Continuing the trend of larger companies that can weather the storm of COVID-19, Chevron offers a strong dividend yield and outstanding stability. The company’s board voted to increase quarterly dividends from $1.19 to $1.29, a bump of almost 10 percent compared to 2019.
Chevron is trading at $73.78 as of the time of writing, with a notable decrease starting in mid-August after a post-pandemic peak set in the first half of June. Its value has gone down by roughly 40 percent from a trading price of over $120 at the beginning of 2020. Whether it will return to normal prices or continue to fall remains to be seen.
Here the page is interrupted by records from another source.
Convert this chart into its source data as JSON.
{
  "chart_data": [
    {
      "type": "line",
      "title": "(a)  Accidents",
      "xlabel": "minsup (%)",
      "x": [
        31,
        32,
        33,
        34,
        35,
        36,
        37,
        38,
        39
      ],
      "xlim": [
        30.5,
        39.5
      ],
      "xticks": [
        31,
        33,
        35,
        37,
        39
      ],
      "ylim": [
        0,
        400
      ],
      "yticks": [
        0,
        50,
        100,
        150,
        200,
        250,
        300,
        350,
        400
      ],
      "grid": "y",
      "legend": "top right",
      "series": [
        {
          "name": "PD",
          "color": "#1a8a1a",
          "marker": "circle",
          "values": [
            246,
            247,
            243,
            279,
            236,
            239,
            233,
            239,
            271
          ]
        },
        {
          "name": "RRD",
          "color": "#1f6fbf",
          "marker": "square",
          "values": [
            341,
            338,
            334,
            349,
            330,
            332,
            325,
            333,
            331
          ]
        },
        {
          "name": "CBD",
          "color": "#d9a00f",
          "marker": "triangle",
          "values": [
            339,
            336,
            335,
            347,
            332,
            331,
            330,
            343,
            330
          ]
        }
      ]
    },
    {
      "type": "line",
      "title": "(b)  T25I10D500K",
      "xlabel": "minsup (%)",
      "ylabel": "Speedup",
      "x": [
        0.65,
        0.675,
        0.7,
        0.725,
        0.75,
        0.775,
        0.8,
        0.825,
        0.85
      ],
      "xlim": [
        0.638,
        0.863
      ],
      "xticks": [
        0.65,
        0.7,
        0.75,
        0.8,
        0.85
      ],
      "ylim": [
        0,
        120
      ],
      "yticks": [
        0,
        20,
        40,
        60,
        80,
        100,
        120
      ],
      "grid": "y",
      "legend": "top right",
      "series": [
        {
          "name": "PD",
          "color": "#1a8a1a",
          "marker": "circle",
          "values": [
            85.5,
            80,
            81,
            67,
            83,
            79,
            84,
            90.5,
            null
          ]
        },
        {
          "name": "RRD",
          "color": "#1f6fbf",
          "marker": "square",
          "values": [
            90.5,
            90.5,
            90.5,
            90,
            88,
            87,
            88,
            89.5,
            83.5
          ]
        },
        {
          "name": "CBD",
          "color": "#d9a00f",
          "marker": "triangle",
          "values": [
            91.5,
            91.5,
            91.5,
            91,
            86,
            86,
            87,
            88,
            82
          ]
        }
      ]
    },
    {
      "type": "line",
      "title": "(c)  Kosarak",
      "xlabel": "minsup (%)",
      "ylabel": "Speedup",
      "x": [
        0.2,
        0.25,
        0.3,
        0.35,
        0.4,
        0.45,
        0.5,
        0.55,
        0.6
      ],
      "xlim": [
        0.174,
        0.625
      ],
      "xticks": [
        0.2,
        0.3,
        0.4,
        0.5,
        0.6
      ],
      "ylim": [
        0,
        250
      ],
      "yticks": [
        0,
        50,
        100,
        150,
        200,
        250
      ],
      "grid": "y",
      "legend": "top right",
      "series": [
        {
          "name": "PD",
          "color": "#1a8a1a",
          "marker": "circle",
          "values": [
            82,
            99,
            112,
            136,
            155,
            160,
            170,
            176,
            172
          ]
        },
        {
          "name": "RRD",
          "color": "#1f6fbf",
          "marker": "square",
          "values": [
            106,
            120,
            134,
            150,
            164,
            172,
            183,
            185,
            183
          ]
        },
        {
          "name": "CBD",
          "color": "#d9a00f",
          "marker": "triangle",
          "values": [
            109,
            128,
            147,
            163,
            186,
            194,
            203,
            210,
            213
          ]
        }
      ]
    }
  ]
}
At $1.29 per quarter or $6.16 per year, Chevron is currently offering a dividend yield of nearly 10 percent. This makes it one of the best-paying dividend stocks on this list on a percentage basis. The dividend has only increased since it was a payout of $1 per quarter in 2013, so you should be able to depend on Chevron for consistent dividends regardless of market conditions. That said, you should keep an eye on its recovery given its inconsistent performance throughout 2020.
Similar to Coca Cola, 3M is a massive enterprise with one of the best dividend histories on the market. Its streak of increasing dividends is even longer than that of Coca Cola at an incredible 61 years—in other words, your dividend would have gone up every single year if you invested in 3M in 1959.
Each of the dividends paid out so far in 2020 have been $1.47 each, with one paid on March 12th, June 12th, and September 12th. Given the company’s track record, we expect that number to stay constant for the last quarter of 2020 and go even higher in 2021. 3M is currently trading at $166.49, giving it a dividend yield of about 3.5 percent.
The brand’s stock history for 2020 has been roughly in line with the other companies on this list, suffering a deep decline from late January to mid-March. That said, it went on to have a relatively quick recovery, although it’s still close to 10 percent down from its value at the beginning of the year.
3M’s price was actually far higher in 2018, with a slow decline since then that was only punctuated by the coronavirus pandemic. All things considered, it’s an excellent stock to consider investing in if you’re looking for reliable stocks with a history of providing robust dividends.
Texas Instruments is probably most well-known for its calculators, but it also works on a wide range of other technology products. If you look at the brand’s dividend history you’ll see that its payouts have actually increased dramatically over the last decade, going from 17 cents per share in 2011 to the current quarterly dividend of $1.02 on October 29th. Even that is a significant jump from the 90 cent dividends that were paid out in the second and third quarters.
$1.02 per quarter works out to $4.08 per share per year, and Texas Instruments currently trades at $146.75. $4.04 per share at $146.75 each leads to a dividend share of roughly 2.7 percent without taking into account any gains in value.
Furthermore, Texas Instruments has experienced a relatively painless recovery since its initial drop around the end of February. It traded for as high as $135 before the pandemic, then fell all the way to $93 in March, a decrease of more than one-third from its 2020 peak. It started to show the first signs of recovery in April.
Texas Instruments finally reached a new 2020 high in July, already making up all the losses it experienced during the second quarter. It has gained more than 10 percent from the beginning of 2020, with relatively consistent growth since mid-June. It’s another excellent dividend stock that also has the potential to pay off in terms of growth.